When a homebound child returns to school, it is helpful to ease back into school. I will usually write letters recommending late starts, early release, no gym, etc—whatever helps. If the adolescent is at least willing to go back to school part time, I will do my part and help facilitate the return to school. This works for some of the children.
The idea is to go from point A (9th grade) to point B (graduating high school). Some children accomplish this by taking the GED exam. It may take part home schooling, part regular high school, going for two classes in summer—whatever works. If we can help these children progress through high school, and separate them from mom, they usually function better into their late teens and 20s.

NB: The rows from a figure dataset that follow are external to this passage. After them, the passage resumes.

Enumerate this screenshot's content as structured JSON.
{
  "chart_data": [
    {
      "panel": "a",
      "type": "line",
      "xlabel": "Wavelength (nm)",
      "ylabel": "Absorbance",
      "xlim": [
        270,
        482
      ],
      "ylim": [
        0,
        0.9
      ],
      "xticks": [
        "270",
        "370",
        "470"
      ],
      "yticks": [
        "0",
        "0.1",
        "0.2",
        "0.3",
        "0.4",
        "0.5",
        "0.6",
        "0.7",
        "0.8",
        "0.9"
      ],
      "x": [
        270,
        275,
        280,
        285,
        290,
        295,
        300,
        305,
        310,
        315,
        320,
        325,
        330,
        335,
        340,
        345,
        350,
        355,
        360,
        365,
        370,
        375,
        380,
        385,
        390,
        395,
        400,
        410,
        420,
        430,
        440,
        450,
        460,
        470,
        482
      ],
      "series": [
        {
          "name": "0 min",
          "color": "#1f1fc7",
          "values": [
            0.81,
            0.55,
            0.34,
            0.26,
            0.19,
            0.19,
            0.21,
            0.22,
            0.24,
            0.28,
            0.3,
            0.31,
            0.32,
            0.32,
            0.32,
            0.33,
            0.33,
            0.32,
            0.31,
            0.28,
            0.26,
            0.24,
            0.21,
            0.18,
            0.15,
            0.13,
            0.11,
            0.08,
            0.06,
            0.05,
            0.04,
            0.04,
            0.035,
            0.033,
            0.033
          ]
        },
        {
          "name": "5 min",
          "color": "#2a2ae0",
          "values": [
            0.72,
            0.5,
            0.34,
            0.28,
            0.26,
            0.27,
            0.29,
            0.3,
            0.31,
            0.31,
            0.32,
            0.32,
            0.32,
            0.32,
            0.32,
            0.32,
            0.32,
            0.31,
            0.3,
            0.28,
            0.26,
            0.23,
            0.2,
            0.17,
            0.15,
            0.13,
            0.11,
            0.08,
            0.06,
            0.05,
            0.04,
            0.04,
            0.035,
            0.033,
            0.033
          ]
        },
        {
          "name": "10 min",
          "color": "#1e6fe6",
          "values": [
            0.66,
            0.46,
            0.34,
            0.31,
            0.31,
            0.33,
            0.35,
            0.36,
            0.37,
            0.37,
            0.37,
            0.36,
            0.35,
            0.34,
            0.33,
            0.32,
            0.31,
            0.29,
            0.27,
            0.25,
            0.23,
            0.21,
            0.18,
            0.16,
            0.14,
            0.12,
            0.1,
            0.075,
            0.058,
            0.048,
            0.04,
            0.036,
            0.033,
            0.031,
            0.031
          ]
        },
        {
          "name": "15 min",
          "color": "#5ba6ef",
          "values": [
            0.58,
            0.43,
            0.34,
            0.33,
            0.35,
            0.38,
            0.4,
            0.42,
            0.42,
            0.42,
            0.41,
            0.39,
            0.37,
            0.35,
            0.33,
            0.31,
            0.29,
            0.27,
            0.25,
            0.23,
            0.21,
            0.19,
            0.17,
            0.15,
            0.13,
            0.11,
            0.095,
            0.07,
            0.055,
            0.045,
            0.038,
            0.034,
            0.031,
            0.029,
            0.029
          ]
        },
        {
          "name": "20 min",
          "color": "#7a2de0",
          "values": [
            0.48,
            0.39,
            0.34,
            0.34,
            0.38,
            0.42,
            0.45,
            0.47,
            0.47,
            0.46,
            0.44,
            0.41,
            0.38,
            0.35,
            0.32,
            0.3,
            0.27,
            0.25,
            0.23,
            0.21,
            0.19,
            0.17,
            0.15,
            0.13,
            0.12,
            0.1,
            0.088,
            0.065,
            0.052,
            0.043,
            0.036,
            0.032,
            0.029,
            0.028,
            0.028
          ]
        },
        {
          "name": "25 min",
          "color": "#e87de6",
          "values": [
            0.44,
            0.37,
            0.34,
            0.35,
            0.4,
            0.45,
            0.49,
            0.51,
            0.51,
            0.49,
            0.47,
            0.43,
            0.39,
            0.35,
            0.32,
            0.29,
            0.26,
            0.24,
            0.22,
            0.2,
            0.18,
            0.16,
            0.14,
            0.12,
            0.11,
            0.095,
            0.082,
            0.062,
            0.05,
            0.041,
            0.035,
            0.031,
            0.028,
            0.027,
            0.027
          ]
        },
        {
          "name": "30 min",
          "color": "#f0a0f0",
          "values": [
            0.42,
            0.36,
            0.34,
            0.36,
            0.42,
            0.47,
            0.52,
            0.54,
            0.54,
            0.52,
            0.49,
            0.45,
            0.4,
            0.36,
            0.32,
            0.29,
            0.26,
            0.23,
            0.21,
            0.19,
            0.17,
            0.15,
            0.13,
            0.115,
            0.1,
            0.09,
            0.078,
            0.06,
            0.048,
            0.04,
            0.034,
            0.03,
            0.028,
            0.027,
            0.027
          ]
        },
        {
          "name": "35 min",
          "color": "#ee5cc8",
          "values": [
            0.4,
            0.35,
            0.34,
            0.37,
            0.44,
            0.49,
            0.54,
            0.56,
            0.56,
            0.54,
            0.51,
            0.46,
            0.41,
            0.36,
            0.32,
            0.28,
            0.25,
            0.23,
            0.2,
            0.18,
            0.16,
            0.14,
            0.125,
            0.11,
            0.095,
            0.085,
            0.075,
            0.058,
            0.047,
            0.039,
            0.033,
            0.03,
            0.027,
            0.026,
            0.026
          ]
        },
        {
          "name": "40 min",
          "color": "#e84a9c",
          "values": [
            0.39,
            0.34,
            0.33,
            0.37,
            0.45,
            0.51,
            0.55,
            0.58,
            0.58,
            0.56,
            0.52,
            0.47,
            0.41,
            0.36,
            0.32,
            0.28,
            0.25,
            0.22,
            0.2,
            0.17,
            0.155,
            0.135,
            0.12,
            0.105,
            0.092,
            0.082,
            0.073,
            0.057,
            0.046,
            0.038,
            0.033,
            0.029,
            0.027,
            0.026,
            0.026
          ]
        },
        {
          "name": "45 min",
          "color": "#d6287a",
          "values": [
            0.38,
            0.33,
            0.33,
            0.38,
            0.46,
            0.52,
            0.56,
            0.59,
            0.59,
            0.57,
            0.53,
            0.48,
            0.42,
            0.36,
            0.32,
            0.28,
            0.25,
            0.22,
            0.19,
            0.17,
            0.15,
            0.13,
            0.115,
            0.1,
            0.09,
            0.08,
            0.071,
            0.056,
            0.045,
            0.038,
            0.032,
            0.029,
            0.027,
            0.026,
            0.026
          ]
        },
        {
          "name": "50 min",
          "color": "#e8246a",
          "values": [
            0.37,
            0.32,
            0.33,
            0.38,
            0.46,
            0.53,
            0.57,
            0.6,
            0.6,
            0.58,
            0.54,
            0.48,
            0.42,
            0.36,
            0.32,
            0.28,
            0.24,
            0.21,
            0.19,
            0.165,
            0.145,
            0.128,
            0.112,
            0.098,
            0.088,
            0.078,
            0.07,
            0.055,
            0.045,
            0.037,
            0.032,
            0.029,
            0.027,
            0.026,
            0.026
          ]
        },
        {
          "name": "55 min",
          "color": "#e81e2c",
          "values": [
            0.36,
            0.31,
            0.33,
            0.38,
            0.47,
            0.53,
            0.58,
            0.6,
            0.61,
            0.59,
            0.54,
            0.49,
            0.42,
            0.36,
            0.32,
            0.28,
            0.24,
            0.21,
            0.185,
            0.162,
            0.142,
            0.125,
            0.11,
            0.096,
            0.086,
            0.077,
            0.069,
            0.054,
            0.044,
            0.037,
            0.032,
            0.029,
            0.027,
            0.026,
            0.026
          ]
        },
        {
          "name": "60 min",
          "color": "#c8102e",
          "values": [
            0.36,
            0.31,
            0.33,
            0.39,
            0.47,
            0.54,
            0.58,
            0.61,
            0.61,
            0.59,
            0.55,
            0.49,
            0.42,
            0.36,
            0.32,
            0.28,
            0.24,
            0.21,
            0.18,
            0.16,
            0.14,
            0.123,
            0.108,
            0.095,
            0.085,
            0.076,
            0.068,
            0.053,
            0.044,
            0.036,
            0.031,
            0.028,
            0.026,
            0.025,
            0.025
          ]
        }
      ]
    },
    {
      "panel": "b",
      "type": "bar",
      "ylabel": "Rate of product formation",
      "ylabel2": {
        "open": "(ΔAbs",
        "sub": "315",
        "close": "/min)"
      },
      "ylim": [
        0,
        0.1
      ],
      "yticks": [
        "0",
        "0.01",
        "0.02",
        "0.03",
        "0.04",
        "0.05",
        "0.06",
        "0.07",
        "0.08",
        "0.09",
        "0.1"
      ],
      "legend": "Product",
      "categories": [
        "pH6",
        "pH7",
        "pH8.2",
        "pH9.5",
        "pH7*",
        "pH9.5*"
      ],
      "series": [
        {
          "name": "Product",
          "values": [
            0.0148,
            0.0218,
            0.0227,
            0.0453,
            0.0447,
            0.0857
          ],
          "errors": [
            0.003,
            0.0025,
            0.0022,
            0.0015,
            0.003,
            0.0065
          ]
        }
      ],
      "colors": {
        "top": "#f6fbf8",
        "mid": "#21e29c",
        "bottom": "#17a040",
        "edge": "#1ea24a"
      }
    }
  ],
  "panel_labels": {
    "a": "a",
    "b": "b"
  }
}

Many children with refractory headaches are somatizers—that is, patients with frequent physical complaints for which no organic basis is found. They tend to visit multiple physicians and other providers. I minimize testing with these patients, and almost never hospitalize them. It is important to move away from the medications and medical establishment, and help these children see themselves as healthy, not chronically ill.
As with adults, active coping (taking responsibility for one’s illness) is key. Pain level itself is not the only predictor of disability in these children. Other predictors include catastrophizing (thinking illness is worse than it actually is), fear of pain, passive (vs active) coping, depression, and anxiety.2-4 We can work on "dialing down the volume" on catastrophizing, both in the child and parent. I see "catastrophizing by proxy," where a parent may say: "These headaches are the worst anybody has ever had. They are a 12 on a scale of 1 to 10. It is a nightmare. You have to cure them!" Encouraging active coping is a major challenge. We need to have the parent, teacher, therapist, etc, on the same page. If the parent (and child) state: "When you give enough drugs to stop the pain, then he will go back to school," that never works out well.
My approach to the refractory headache patient has evolved over the years toward a flexible case-by-case approach. I encourage active coping, and always minimize use of medications. I attempt to work with other health care providers ("villagers"), particularly psychotherapists. One goal, outside of helping to decrease the pain, is to gently facilitate a separation of adolescent from parent. Each adolescent with refractory headaches is unique, and requires an individualized approach.